Kamashastra Discourse (Life in Ancient India)

by Nidheesh Kannan B. | 2018 | 52,434 words

This page relates ‘Works on Kamashastra (d): Ratimanjari’ of the study on Kamashastra representing the discipline of Kama (i.e., ‘sensual pleasure’). The Kamasutra of Vatsyayana from the 4th century is one of the most authoratitive Sanskrit texts belonging this genre. This study focusses on the vision of life of ancient India reflected in Kamashastra.

2. Works on Kāmaśāstra (d): Ratimañjarī

Ratimañjarī of Jayadeva is a small work on erotics, which comprises of 60 verses. Jayadeva is quite different from the author of Gītagovinda. Radhavallabh Tripathi argues: “This Jayadeva must be different from the famous saint-poet of the same name who is known to have composed one of the finest lyric poems in world literature, i.e. Gītagovindam and also it is unlikely that another Jayadeva, the well-known rhetorician and dramatist, authored this treatise on Kāmaśāstra. The author of this treatise is utterly lacking in the poetic skills and perceptions of both these Jayadevas” (2005: 46).

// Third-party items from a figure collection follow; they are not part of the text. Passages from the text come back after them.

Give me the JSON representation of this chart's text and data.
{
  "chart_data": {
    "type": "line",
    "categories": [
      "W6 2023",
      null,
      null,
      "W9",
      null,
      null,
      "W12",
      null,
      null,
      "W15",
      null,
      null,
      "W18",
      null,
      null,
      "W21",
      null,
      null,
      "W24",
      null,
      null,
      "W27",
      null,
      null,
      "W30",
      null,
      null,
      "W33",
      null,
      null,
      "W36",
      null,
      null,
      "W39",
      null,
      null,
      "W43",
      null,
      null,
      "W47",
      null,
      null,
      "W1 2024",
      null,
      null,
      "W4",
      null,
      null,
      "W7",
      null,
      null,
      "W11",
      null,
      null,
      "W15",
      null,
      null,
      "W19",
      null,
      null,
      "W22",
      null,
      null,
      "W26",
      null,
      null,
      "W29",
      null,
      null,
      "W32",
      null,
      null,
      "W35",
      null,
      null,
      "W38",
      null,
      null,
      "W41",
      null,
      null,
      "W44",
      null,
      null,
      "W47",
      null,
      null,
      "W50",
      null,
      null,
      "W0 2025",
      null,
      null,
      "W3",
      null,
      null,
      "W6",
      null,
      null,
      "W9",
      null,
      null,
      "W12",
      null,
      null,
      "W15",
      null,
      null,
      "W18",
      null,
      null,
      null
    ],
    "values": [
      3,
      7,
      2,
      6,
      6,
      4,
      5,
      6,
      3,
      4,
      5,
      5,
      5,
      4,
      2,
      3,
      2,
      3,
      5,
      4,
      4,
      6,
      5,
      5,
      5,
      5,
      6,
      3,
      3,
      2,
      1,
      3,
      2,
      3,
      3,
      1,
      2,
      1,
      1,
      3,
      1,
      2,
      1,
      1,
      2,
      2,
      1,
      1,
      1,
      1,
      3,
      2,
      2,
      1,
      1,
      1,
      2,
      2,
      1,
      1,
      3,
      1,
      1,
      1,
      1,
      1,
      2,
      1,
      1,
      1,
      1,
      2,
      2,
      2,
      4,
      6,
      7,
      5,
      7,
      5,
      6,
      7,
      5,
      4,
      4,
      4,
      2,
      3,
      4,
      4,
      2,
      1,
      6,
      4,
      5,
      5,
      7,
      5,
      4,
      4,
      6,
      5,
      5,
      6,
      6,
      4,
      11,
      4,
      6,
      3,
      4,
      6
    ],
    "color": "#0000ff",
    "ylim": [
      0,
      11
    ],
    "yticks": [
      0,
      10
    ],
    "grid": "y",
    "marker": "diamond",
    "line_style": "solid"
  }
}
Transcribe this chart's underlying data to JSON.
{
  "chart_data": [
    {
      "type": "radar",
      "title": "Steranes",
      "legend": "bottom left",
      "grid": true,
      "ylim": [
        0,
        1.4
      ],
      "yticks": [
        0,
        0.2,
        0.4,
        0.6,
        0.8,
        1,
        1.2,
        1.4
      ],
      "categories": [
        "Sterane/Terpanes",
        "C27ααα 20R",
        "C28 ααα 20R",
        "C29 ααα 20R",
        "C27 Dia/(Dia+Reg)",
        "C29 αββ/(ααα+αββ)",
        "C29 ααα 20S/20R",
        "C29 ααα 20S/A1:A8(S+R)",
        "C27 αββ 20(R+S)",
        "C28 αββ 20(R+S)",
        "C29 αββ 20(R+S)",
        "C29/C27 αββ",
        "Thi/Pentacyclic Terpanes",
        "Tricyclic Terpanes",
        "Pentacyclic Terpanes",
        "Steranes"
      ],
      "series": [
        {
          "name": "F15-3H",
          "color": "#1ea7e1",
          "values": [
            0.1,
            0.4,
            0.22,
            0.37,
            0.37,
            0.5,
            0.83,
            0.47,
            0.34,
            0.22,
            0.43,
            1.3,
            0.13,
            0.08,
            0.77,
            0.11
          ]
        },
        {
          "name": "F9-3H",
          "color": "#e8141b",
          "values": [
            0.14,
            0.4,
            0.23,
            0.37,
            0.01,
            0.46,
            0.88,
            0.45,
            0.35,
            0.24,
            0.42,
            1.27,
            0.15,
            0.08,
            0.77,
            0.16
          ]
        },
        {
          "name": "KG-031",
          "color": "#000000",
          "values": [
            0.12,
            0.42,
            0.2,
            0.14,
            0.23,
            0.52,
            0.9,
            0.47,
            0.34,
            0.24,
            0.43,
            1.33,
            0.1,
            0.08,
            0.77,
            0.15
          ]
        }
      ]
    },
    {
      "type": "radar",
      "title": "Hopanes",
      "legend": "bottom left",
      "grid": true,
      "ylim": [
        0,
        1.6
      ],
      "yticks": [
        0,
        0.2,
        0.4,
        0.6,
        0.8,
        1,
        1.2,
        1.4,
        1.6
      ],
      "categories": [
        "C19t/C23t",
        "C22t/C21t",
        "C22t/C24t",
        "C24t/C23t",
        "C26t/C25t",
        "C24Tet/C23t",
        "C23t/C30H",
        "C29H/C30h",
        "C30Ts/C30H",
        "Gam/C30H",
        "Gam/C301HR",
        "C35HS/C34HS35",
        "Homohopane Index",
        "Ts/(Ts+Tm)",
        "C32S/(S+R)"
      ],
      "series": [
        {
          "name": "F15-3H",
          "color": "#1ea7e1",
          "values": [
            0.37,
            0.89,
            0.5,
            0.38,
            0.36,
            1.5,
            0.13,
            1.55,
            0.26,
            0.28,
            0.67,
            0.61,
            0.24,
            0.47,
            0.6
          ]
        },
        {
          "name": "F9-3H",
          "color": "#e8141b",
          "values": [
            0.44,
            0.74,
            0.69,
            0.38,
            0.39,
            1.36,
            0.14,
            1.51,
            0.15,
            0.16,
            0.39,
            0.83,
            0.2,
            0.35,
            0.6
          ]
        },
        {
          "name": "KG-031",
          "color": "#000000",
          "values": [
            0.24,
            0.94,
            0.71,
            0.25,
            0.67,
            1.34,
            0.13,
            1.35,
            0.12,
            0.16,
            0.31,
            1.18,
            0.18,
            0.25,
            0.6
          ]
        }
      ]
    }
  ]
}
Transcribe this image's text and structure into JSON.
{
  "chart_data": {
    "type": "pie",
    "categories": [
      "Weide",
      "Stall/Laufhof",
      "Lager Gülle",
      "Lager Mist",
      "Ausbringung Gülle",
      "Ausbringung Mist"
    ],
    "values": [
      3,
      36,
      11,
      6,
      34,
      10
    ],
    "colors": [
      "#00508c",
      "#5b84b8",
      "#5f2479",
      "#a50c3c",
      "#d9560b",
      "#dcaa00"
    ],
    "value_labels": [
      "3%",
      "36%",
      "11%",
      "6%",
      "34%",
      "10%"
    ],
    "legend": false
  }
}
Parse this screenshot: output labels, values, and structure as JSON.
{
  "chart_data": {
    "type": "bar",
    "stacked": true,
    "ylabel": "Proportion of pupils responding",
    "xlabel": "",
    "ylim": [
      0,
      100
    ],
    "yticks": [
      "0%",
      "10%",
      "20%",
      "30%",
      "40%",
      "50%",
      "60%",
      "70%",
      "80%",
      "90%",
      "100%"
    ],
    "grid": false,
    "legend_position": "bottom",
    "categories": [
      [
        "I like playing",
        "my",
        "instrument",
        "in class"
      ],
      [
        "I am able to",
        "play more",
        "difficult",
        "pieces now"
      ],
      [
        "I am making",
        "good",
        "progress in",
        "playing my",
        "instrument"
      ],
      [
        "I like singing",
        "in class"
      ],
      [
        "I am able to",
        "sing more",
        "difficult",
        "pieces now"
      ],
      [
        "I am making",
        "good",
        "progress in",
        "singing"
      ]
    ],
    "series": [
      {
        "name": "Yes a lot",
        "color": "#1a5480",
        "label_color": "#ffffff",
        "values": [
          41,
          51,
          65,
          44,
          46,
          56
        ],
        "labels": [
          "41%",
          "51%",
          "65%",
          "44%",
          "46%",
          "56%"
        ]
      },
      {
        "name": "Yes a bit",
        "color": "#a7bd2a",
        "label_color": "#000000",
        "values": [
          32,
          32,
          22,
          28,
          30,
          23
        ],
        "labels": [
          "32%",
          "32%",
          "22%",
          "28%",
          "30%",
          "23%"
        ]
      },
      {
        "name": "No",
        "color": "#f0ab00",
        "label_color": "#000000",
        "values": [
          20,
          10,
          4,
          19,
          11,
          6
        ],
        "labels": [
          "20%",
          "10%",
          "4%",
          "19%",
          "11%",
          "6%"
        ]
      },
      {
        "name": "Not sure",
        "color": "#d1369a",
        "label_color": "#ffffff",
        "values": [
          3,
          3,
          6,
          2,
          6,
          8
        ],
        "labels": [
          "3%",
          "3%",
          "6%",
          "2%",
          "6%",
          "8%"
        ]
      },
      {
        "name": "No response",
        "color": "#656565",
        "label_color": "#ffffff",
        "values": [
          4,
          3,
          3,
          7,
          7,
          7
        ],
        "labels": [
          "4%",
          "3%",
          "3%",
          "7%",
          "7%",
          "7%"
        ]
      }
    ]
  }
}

There are only seven short chapters in Ratimañjarī dealing with a gist of various topics on Kāmaśāstra. Of them, the first chapter deals with different kinds of women, second chapter is about the sexual behavior, where the sites of sexual instinct in different organs of female body are described. Third chapter is a general outline of sexual intercourse, where techniques of coitus and sensitive kissing parts of female body are depicted. The fourth chapter specifically deals with coitus. Characteristics of vagina and penis, characteristics of men are described in the fifth and sixth chapters. The text Ratimañjarī ends by the seventh chapter with the description of sixteen verities of sexual postures.